Aman efendimiz bu ne kiri / Demeye kalmadı /
Keselerin altında eriyip gitti / Koskoca Sadrazam
Bütün maiyet erkânı yerinden fırladı: / Nittünüz Devletliyi / Dediler tellaklara
Tellaklar cevap verdi: / Biz yıkadık keseledik / Devletlinin kirden ibaret olduğunu bilemedik
Suç bizde değil / Neyleyelim / Kir bitti Sadrazam elden gitti...”
Kültürde hamam olunca, günlük yaşamda da hamam öyküleri oluşur.
*
NAMUS İLE CAN KORKUSU ARASINDA SIKIŞAN KADINLAR
Bu gün size Adana’da haberlere konu olmuş bir hamam öyküsünden söz edeceğiz.
Olay bu gün hala Küçük Saat mevkiinde bulunan ve faal olan Mestan Hamamı’nda geçiyor. Hani Pazarlar Caddesi ile Özler Caddesi’nin kesiştiği köşe…
1932 yılının Aralık ayında sıradan bir gün.
Gündüz, çor çocuğunu toplayan kadınlar, sırtlarında bohça hamama doluşurlar. Mestan hamamı halk tipidir. Hem ucuz hem kaliteli. Anneler, gelin seçmeye genelde bu hamama giderlerdi.
Bohçalarında maşallah her şey olurdu. Peştamaldan kınaya, kınadan fildişi tarak veya kıl… Ne işe yararsa! Kış mevsiminde çocukların en sevdiği şey bohçada portakal olmasıydı. Soğuk havada sıcak hamamdan çıktıktan sonra yenen portakalın tadına doyum olmazdı.

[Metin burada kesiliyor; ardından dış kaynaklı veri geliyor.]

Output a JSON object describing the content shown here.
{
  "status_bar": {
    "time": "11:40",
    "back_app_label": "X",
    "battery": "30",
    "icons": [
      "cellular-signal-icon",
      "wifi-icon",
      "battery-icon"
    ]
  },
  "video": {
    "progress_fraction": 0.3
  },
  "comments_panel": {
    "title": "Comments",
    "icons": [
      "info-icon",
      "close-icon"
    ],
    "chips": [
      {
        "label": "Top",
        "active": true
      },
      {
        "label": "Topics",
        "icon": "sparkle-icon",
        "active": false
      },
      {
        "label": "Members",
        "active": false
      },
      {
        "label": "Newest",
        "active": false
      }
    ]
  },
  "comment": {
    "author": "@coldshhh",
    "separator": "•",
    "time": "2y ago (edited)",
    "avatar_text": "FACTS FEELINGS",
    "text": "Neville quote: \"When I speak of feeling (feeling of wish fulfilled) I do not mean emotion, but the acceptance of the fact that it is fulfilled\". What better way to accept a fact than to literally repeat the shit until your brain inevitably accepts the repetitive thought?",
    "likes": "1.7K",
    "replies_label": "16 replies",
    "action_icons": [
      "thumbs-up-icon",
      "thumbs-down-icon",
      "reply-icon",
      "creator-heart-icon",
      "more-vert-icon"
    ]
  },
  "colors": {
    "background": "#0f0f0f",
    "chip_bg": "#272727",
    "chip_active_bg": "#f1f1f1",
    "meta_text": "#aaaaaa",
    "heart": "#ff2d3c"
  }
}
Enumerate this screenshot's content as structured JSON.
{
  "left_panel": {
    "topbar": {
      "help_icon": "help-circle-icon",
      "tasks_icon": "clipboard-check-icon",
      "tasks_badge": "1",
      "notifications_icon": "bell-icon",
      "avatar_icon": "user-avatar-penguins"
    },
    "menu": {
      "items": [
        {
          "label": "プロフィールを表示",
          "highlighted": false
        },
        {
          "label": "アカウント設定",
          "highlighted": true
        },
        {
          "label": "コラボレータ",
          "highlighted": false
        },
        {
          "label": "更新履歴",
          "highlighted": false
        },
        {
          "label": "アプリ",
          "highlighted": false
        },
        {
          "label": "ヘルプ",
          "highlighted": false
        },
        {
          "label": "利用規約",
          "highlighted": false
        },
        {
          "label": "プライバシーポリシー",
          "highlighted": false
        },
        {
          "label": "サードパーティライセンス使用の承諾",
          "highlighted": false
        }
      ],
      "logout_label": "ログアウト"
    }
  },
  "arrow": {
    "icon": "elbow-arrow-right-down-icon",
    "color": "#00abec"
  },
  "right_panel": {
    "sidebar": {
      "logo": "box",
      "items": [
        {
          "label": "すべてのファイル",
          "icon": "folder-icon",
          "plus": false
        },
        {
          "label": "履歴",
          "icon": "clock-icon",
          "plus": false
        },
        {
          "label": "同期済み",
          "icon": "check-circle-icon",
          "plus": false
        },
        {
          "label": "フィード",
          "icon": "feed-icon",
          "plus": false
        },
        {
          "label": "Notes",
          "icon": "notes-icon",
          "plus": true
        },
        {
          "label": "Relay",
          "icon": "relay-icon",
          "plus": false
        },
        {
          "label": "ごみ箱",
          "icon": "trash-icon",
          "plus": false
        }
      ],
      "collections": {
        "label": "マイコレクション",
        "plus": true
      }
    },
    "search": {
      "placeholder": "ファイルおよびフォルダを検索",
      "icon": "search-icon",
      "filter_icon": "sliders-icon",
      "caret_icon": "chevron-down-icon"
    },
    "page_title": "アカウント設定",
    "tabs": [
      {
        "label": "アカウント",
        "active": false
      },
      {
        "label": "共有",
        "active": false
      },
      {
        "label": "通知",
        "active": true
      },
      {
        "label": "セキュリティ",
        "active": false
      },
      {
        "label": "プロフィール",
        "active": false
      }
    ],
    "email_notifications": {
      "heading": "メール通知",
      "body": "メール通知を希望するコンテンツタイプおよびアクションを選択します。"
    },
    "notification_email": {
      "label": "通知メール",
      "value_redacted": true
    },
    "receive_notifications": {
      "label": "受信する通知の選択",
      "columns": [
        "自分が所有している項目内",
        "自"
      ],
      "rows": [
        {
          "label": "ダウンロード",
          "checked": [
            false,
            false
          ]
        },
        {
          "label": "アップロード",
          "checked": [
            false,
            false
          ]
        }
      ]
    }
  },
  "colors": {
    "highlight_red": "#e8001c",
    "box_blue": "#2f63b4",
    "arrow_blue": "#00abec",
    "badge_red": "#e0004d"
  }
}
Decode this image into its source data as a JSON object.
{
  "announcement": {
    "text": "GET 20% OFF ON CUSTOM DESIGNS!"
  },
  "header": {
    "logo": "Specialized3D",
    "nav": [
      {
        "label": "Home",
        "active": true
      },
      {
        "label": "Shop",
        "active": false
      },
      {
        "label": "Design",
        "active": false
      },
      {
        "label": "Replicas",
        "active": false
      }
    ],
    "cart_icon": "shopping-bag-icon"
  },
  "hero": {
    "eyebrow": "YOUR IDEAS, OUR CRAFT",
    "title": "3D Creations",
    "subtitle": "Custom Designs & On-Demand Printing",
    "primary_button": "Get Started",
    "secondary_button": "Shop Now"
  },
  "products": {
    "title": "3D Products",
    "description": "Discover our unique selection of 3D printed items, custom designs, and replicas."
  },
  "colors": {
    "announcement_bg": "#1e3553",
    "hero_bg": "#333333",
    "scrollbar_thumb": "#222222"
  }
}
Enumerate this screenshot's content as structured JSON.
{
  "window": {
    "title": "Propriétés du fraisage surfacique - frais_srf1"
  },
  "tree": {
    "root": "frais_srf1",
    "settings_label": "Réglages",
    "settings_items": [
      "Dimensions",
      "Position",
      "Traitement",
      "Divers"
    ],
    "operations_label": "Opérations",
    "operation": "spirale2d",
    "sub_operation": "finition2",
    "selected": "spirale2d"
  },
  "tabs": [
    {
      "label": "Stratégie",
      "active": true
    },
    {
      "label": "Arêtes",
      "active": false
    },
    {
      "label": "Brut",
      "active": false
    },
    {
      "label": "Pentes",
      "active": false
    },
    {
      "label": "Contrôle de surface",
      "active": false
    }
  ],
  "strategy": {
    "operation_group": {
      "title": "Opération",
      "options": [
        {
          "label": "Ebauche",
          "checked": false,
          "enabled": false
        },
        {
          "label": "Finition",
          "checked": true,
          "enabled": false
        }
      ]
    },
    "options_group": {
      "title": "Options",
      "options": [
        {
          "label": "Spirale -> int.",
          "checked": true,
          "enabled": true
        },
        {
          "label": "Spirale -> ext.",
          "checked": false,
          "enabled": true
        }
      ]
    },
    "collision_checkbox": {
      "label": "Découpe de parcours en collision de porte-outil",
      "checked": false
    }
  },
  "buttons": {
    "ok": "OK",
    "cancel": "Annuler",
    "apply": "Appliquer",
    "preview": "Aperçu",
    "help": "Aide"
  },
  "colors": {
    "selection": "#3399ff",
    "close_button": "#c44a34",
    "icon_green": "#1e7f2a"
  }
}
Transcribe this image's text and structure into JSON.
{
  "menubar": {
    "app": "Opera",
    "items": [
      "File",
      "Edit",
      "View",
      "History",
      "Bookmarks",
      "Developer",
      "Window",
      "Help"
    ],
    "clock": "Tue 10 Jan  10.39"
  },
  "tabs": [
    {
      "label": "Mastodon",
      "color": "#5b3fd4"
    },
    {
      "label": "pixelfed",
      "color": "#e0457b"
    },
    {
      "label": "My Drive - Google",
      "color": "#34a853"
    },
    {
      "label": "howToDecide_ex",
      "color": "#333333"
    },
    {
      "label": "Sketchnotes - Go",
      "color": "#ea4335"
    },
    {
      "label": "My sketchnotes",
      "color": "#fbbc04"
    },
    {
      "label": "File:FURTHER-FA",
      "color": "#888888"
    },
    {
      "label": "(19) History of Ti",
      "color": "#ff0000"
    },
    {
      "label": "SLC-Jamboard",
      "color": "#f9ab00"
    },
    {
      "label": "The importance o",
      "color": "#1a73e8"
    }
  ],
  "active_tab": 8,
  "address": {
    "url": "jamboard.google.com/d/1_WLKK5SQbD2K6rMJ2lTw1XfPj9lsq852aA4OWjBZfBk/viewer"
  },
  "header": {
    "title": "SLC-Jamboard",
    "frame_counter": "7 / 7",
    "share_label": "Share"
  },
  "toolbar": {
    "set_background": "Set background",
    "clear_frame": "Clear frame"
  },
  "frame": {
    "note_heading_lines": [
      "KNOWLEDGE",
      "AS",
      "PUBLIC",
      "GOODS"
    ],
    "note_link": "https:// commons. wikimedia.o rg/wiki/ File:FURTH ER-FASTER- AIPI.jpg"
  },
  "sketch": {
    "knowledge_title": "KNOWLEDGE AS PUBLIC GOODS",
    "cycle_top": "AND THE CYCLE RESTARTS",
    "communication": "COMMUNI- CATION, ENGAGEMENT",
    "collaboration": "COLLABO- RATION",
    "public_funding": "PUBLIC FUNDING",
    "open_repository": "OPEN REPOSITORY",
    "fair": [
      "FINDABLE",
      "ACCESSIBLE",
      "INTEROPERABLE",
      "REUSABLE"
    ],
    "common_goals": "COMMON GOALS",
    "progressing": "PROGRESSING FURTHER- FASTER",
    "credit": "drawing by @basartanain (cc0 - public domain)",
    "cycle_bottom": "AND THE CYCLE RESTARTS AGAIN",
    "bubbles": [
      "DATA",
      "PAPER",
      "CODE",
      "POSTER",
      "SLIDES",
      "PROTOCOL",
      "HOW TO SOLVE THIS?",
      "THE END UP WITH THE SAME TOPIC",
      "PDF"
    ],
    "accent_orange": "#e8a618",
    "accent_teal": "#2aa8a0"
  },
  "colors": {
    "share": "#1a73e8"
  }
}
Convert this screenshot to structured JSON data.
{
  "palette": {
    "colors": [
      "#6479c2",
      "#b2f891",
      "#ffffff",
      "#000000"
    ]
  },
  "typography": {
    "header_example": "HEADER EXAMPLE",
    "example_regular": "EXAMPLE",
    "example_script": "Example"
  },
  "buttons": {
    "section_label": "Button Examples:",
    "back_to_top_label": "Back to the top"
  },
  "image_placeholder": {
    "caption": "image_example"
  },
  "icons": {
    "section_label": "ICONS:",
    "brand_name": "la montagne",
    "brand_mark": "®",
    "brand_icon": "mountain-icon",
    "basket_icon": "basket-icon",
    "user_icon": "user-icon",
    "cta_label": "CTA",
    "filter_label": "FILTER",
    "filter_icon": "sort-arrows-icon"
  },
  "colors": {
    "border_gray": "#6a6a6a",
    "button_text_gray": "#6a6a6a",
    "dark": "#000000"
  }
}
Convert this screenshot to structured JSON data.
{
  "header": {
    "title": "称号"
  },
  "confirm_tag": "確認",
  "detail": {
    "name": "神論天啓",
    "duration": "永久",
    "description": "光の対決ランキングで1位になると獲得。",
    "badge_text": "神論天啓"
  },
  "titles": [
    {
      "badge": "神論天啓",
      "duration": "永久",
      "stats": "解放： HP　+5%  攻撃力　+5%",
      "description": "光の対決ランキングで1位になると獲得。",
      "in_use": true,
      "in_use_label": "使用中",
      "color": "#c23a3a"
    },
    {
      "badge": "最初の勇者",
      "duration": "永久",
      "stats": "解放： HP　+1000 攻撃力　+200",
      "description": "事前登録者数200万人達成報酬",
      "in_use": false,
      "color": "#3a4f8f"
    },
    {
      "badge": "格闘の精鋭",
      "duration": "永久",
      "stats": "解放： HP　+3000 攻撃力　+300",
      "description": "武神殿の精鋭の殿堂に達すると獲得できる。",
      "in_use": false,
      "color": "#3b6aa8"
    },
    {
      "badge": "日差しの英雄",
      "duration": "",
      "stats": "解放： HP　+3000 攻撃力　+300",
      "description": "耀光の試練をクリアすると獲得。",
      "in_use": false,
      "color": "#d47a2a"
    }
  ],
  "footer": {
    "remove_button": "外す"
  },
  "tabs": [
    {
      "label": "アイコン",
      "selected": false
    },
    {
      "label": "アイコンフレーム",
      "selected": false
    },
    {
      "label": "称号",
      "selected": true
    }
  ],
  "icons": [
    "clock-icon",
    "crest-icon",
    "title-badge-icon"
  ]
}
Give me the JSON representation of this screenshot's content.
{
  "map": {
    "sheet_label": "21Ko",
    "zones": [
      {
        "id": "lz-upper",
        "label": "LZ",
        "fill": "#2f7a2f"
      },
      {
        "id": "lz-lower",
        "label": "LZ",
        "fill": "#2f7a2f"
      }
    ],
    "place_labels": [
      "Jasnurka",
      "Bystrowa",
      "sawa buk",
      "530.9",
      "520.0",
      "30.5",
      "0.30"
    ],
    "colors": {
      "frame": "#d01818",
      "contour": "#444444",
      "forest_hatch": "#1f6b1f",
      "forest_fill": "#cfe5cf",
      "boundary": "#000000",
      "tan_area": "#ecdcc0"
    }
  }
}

Kadınlar her zamanki gibi, elbiselerini ve kıymetli eşyalarını kendilerine tahsis edilmiş yere bırakmışlar ve peştamalları takmış sakin sakin yıkanırken bir den bir bağırtı duyuluyor:
“Amanım kapıdaki taşlar yerinden oynuyor!” diye bir çığlık…
Önce bir şaşkınlık ve her kes korku ile birbirine bakıyor, ardında bağrışma devam ediyor. Aynı kadının sesi tekrar hamamda çınlıyor:
“İşte bakın göbek taşı da oynamaya başladı!”
Ve ardından son noktayı koyan bir çağrı:
“Kurtarın, canınızı kurtarın! Elektrik teli koptu!”
Sen misin duran! Artık, namus ve mahremiyet ikinci plana düşer ve kadınların önceliği çocukların ve kendilerinin canını kurtarmak olur.
Kadınlar, çocuklar birbirine karışıyor; sabunlu zeminde kayanlar, birbirini çığlık atarak çiğneyenler, yardım isteyenler…
Her yerde bağırtı, çığlık panik derken, kapıya hücum…
Ama gel gör ki orası çarşının ortası her taraf insan dolu.
Namus duygusu ile can korkusu arasında sıkışan kadınların çığlığı çevrede de dikkatleri çekmiş olacak ki hamamın önüne belediye zabıta memurları ve polisler gelir…
Panik içinde olan kadınlara münasip bir dil ile:
“Telaşa mahal yoktur. Hanımlar panik yapmayın, taşın maşın oynadığı yok!”
Başta bu söz etkisini göstermez ise de kadınların en azından peştamal ile sokağa fırlamaları kapıda önleniyor.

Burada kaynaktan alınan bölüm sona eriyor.